Advocates for greater acceptance of autism in the kitchen say that working side by side can benefit people on and off the spectrum. At Chitarra Pastaria, a small pasta company in Cambridge, Mass., whose eight employees all have autism, tailoring jobs for each worker’s talents has been a valuable experience, said one of the founders, the chef Ken Oringer.

“You get to be able to appreciate people for their skill sets,” he said. “It really teaches you to have these relationships with people and learn what makes them tick and how they can be effective.” (Mr. Oringer has been recruited by Mr. Becker to join Chefs on the Spectrum’s pilot program.)
For some people on the spectrum, kitchens are places where they can put their aptitudes to good use without being held back by the challenges that social interactions often pose.

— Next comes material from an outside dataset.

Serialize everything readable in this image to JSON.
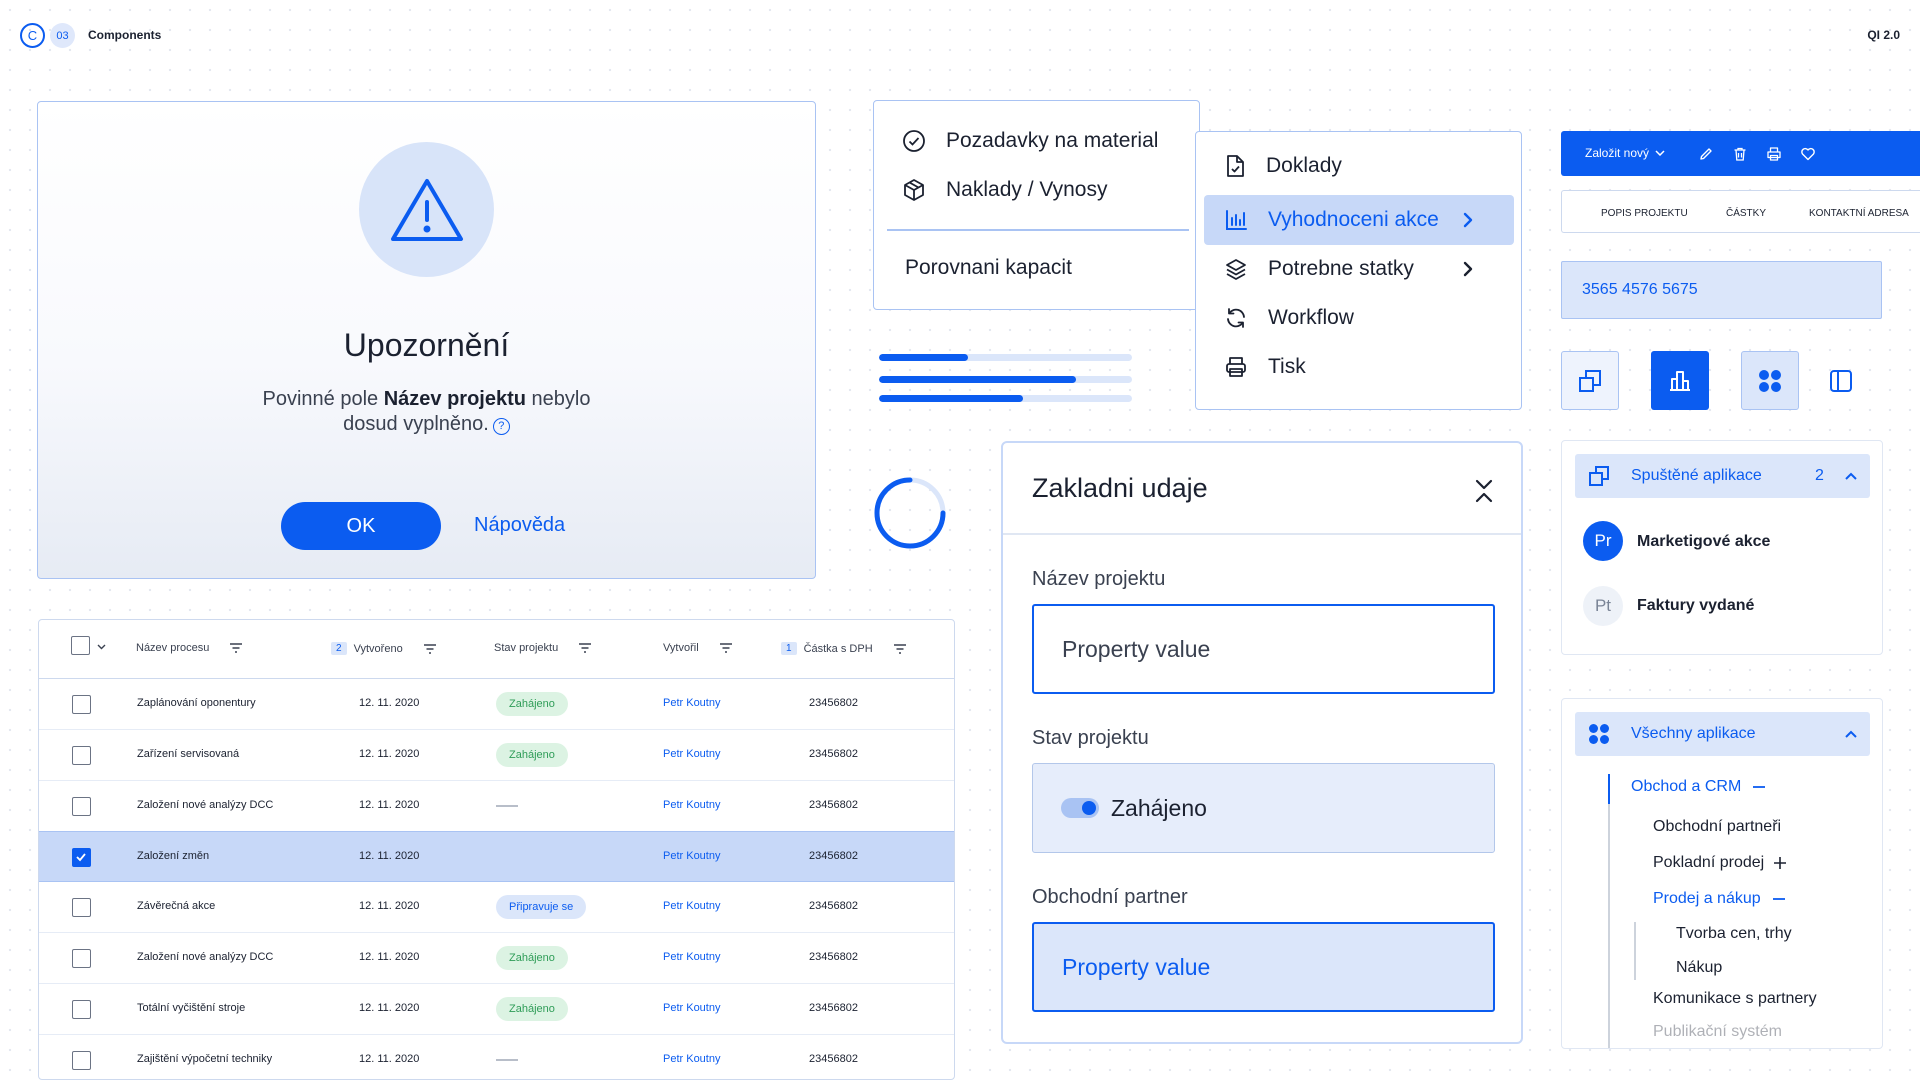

To help autistic people navigate the work, restaurants may have to make minor adjustments. One easy accommodation, said Keith Wargo, the chief executive of Autism Speaks, is to avoid face-to-face job interviews, which demand a complex set of communication skills, in favor of tryouts. Another is to swap LED bulbs for fluorescent fixtures, which flicker and buzz in ways that some people on the spectrum find stressful.
Some accommodations can have wider benefits. Mr. Fierro said he has advised employers to provide cooking timers to help TACT students with multitasking, a minor step that he said also helps neurotypical workers.
Steps, a company that runs job-training centers in Bangkok for neurodivergent adults, as well as cafes and a bakery that employ graduates, consulted with one large hotel group and advised it to place maps, labels and other signs in its kitchens there. The signs were meant to help workers who had memory or attention issues, but they proved popular with almost everybody.
“It helped onboard all new employees more quickly, it helped people work more efficiently during large events, and it increased employees’ sense of belonging,” said Courtney Konyn, the group’s communications director.
Chefs on the Spectrum is still taking shape, but it is likely that some of its training will be based on Mr. Valentino’s experience of navigating professional kitchens. He will try to answer questions about how they can work with people with autism. And he hopes that his career will help change views of autism.
“One day, I do want to become an executive chef,” Mr. Valentino said. “I want to be that one person that has autism and made it to the top of the brigade system.” Mr. Becker, he said, believes he has the qualities to make it happen.
“I have the passion and determination,” Mr. Valentino said. “And I don’t like being late to work.”